Russell Hoban RIP
Russell Hoban died this week: he was the author of Riddley Walker, one of the great post-apocalyptic novels of the last 30 years (along with The Road, The Kraken Wakes...what else?). I read Riddley Walker quite recently, and loved its rough Anglo-Saxon language, its mysticism, its vivid sense of a new Dark Ages, of a time when most knowledge and even basic literacy has been forgotten. Imagine living for centuries surrounded by reminders of a civilisation obviously far superior to yours. That's how people lived for centuries after the Roman Empire, and perhaps it's how we'll live again.
Here's an excerpt from the Guardian's obituary:
Riddley Walker established his extremely high reputation as a deeply original novelist. It is an enormously eloquent and demanding science-fiction tale set in the UK perhaps three millennia after a nuclear war has ended civilisation. The survivors inhabit what is often referred to by science-fiction critics as a "ruined earth", a ravaged, resource-poor, constantly threatened world whose inhabitants are unlikely to be literate, or long-lived.

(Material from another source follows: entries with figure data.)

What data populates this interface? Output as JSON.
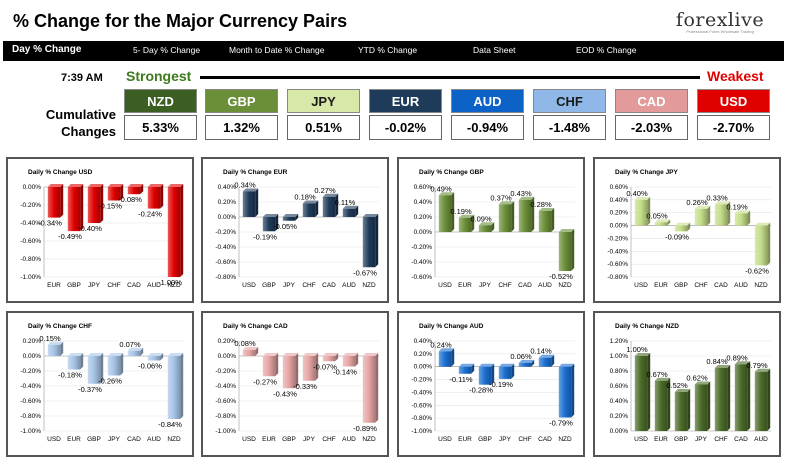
{
  "header": {
    "title": "% Change for the Major Currency Pairs",
    "logo_text": "forexlive",
    "logo_tagline": "Professional Forex Wholesale Trading"
  },
  "nav": {
    "items": [
      "Day % Change",
      "5- Day % Change",
      "Month to Date % Change",
      "YTD % Change",
      "Data Sheet",
      "EOD % Change"
    ]
  },
  "summary": {
    "time": "7:39 AM",
    "strongest_label": "Strongest",
    "weakest_label": "Weakest",
    "row_label": "Cumulative Changes",
    "currencies": [
      {
        "code": "NZD",
        "value": "5.33%",
        "color": "#3b5e22",
        "text_color": "#ffffff"
      },
      {
        "code": "GBP",
        "value": "1.32%",
        "color": "#6a8f38",
        "text_color": "#ffffff"
      },
      {
        "code": "JPY",
        "value": "0.51%",
        "color": "#d8e8a8",
        "text_color": "#1a1a1a"
      },
      {
        "code": "EUR",
        "value": "-0.02%",
        "color": "#1f3b5a",
        "text_color": "#ffffff"
      },
      {
        "code": "AUD",
        "value": "-0.94%",
        "color": "#0d62c8",
        "text_color": "#ffffff"
      },
      {
        "code": "CHF",
        "value": "-1.48%",
        "color": "#8fb8e8",
        "text_color": "#1a1a1a"
      },
      {
        "code": "CAD",
        "value": "-2.03%",
        "color": "#e39a9a",
        "text_color": "#ffffff"
      },
      {
        "code": "USD",
        "value": "-2.70%",
        "color": "#e00000",
        "text_color": "#ffffff"
      }
    ]
  },
  "chart_data": [
    {
      "type": "bar",
      "title": "Daily % Change USD",
      "categories": [
        "EUR",
        "GBP",
        "JPY",
        "CHF",
        "CAD",
        "AUD",
        "NZD"
      ],
      "values": [
        -0.34,
        -0.49,
        -0.4,
        -0.15,
        -0.08,
        -0.24,
        -1.0
      ],
      "labels": [
        "-0.34%",
        "-0.49%",
        "-0.40%",
        "-0.15%",
        "-0.08%",
        "-0.24%",
        "-1.00%"
      ],
      "ylim": [
        -1.0,
        0.0
      ],
      "yticks": [
        0.0,
        -0.2,
        -0.4,
        -0.6,
        -0.8,
        -1.0
      ],
      "ytick_labels": [
        "0.00%",
        "-0.20%",
        "-0.40%",
        "-0.60%",
        "-0.80%",
        "-1.00%"
      ],
      "color": "#e00000",
      "last_color": "#e00000"
    },
    {
      "type": "bar",
      "title": "Daily % Change EUR",
      "categories": [
        "USD",
        "GBP",
        "JPY",
        "CHF",
        "CAD",
        "AUD",
        "NZD"
      ],
      "values": [
        0.34,
        -0.19,
        -0.05,
        0.18,
        0.27,
        0.11,
        -0.67
      ],
      "labels": [
        "0.34%",
        "-0.19%",
        "-0.05%",
        "0.18%",
        "0.27%",
        "0.11%",
        "-0.67%"
      ],
      "ylim": [
        -0.8,
        0.4
      ],
      "yticks": [
        0.4,
        0.2,
        0.0,
        -0.2,
        -0.4,
        -0.6,
        -0.8
      ],
      "ytick_labels": [
        "0.40%",
        "0.20%",
        "0.00%",
        "-0.20%",
        "-0.40%",
        "-0.60%",
        "-0.80%"
      ],
      "color": "#1f3b5a",
      "last_color": "#1f3b5a"
    },
    {
      "type": "bar",
      "title": "Daily % Change GBP",
      "categories": [
        "USD",
        "EUR",
        "JPY",
        "CHF",
        "CAD",
        "AUD",
        "NZD"
      ],
      "values": [
        0.49,
        0.19,
        0.09,
        0.37,
        0.43,
        0.28,
        -0.52
      ],
      "labels": [
        "0.49%",
        "0.19%",
        "0.09%",
        "0.37%",
        "0.43%",
        "0.28%",
        "-0.52%"
      ],
      "ylim": [
        -0.6,
        0.6
      ],
      "yticks": [
        0.6,
        0.4,
        0.2,
        0.0,
        -0.2,
        -0.4,
        -0.6
      ],
      "ytick_labels": [
        "0.60%",
        "0.40%",
        "0.20%",
        "0.00%",
        "-0.20%",
        "-0.40%",
        "-0.60%"
      ],
      "color": "#6a8f38",
      "last_color": "#6a8f38"
    },
    {
      "type": "bar",
      "title": "Daily % Change JPY",
      "categories": [
        "USD",
        "EUR",
        "GBP",
        "CHF",
        "CAD",
        "AUD",
        "NZD"
      ],
      "values": [
        0.4,
        0.05,
        -0.09,
        0.26,
        0.33,
        0.19,
        -0.62
      ],
      "labels": [
        "0.40%",
        "0.05%",
        "-0.09%",
        "0.26%",
        "0.33%",
        "0.19%",
        "-0.62%"
      ],
      "ylim": [
        -0.8,
        0.6
      ],
      "yticks": [
        0.6,
        0.4,
        0.2,
        0.0,
        -0.2,
        -0.4,
        -0.6,
        -0.8
      ],
      "ytick_labels": [
        "0.60%",
        "0.40%",
        "0.20%",
        "0.00%",
        "-0.20%",
        "-0.40%",
        "-0.60%",
        "-0.80%"
      ],
      "color": "#c4dd88",
      "last_color": "#c4dd88"
    },
    {
      "type": "bar",
      "title": "Daily % Change CHF",
      "categories": [
        "USD",
        "EUR",
        "GBP",
        "JPY",
        "CAD",
        "AUD",
        "NZD"
      ],
      "values": [
        0.15,
        -0.18,
        -0.37,
        -0.26,
        0.07,
        -0.06,
        -0.84
      ],
      "labels": [
        "0.15%",
        "-0.18%",
        "-0.37%",
        "-0.26%",
        "0.07%",
        "-0.06%",
        "-0.84%"
      ],
      "ylim": [
        -1.0,
        0.2
      ],
      "yticks": [
        0.2,
        0.0,
        -0.2,
        -0.4,
        -0.6,
        -0.8,
        -1.0
      ],
      "ytick_labels": [
        "0.20%",
        "0.00%",
        "-0.20%",
        "-0.40%",
        "-0.60%",
        "-0.80%",
        "-1.00%"
      ],
      "color": "#a6c4e6",
      "last_color": "#a6c4e6"
    },
    {
      "type": "bar",
      "title": "Daily % Change CAD",
      "categories": [
        "USD",
        "EUR",
        "GBP",
        "JPY",
        "CHF",
        "AUD",
        "NZD"
      ],
      "values": [
        0.08,
        -0.27,
        -0.43,
        -0.33,
        -0.07,
        -0.14,
        -0.89
      ],
      "labels": [
        "0.08%",
        "-0.27%",
        "-0.43%",
        "-0.33%",
        "-0.07%",
        "-0.14%",
        "-0.89%"
      ],
      "ylim": [
        -1.0,
        0.2
      ],
      "yticks": [
        0.2,
        0.0,
        -0.2,
        -0.4,
        -0.6,
        -0.8,
        -1.0
      ],
      "ytick_labels": [
        "0.20%",
        "0.00%",
        "-0.20%",
        "-0.40%",
        "-0.60%",
        "-0.80%",
        "-1.00%"
      ],
      "color": "#e6a4a4",
      "last_color": "#e6a4a4"
    },
    {
      "type": "bar",
      "title": "Daily % Change AUD",
      "categories": [
        "USD",
        "EUR",
        "GBP",
        "JPY",
        "CHF",
        "CAD",
        "NZD"
      ],
      "values": [
        0.24,
        -0.11,
        -0.28,
        -0.19,
        0.06,
        0.14,
        -0.79
      ],
      "labels": [
        "0.24%",
        "-0.11%",
        "-0.28%",
        "-0.19%",
        "0.06%",
        "0.14%",
        "-0.79%"
      ],
      "ylim": [
        -1.0,
        0.4
      ],
      "yticks": [
        0.4,
        0.2,
        0.0,
        -0.2,
        -0.4,
        -0.6,
        -0.8,
        -1.0
      ],
      "ytick_labels": [
        "0.40%",
        "0.20%",
        "0.00%",
        "-0.20%",
        "-0.40%",
        "-0.60%",
        "-0.80%",
        "-1.00%"
      ],
      "color": "#1a6fd0",
      "last_color": "#1a6fd0"
    },
    {
      "type": "bar",
      "title": "Daily % Change NZD",
      "categories": [
        "USD",
        "EUR",
        "GBP",
        "JPY",
        "CHF",
        "CAD",
        "AUD"
      ],
      "values": [
        1.0,
        0.67,
        0.52,
        0.62,
        0.84,
        0.89,
        0.79
      ],
      "labels": [
        "1.00%",
        "0.67%",
        "0.52%",
        "0.62%",
        "0.84%",
        "0.89%",
        "0.79%"
      ],
      "ylim": [
        0.0,
        1.2
      ],
      "yticks": [
        1.2,
        1.0,
        0.8,
        0.6,
        0.4,
        0.2,
        0.0
      ],
      "ytick_labels": [
        "1.20%",
        "1.00%",
        "0.80%",
        "0.60%",
        "0.40%",
        "0.20%",
        "0.00%"
      ],
      "color": "#4a6b28",
      "last_color": "#4a6b28"
    }
  ]
}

It is a difficult world to portray, except sentimentally, or in terms of Grand Guignol. Hoban solves this problem by having his young protagonist tell his story, in his own words. The astonishment is in the words, a deeply ingenious and poetic representation of what English might actually sound like in such a world. The first sentence of the book has become famous: "On my naming day when I come 12 I to gone front spear and kilt a wyld boar he parbly ben the las wyld pig on the Bundel Downs any how there hadnt ben none for a long before him nor I aint looking to see none agen." By the end of this novel the attentive reader dreams in that tongue.
[...]
Hoban was a short, compact man with a clear cold eye and a sometimes forgiving smile. He drank quite a bit, but there was never an embarrassment of self-exposure that acquaintances might marvel at. He was intensely sharp and seemed, as well, to be in control of his body, despite an array of illnesses. He enjoyed picnicking on Hampstead Heath, but one felt, seeing him gaze at the view across London, that what he saw was the end of the world.
And here is an excerpt from Riddley Walker, to give you a flavour of its weirdness:
Lorna said to me, 'You know Riddley theres some thing in us it dont have no name.'
I said, 'What thing is that?'
She said, 'Its some kind of thing it aint us but yet its in us. Its looking out thru our eye hoals. May be you dont take no noatis of it only some times. Say you get woak up suddn in the middl of the nite. 1 minim youre a sleap and the nex youre on your feet with a spear in your han. Wel it wernt you put that spear in your han it wer that other thing whats looking out thru your eye hoals. It aint you nor it don't even know your name. Its in us lorn and loan and sheltering how it can.'
I said, 'If its in every 1 of us theres moren 1 of it theres got to be a manying theres got to be a millying and mor.'
Lorna said, 'Wel there is a millying and mor.'
I said, 'Wel if theres such a manying of it whys it lorn then whys it loan?'
She said, 'Becaws the manying and the millying its all 1 thing it dont have nothing to gether with. You look at lykens on a stoan its all them tiny manyings of it and may be each part of it myt think its sepert only we can see its all 1 thing. Thats how it is with what we are its all 1 girt big thing and divvyt up amongst the many. Its all 1 girt thing bigger nor the worl and lorn and loan and oansome. Tremmering it is and feart. It puts us on like we put on our cloes. Some times we dont fit. Some times it cant fynd the arm hoals and it tears us a part.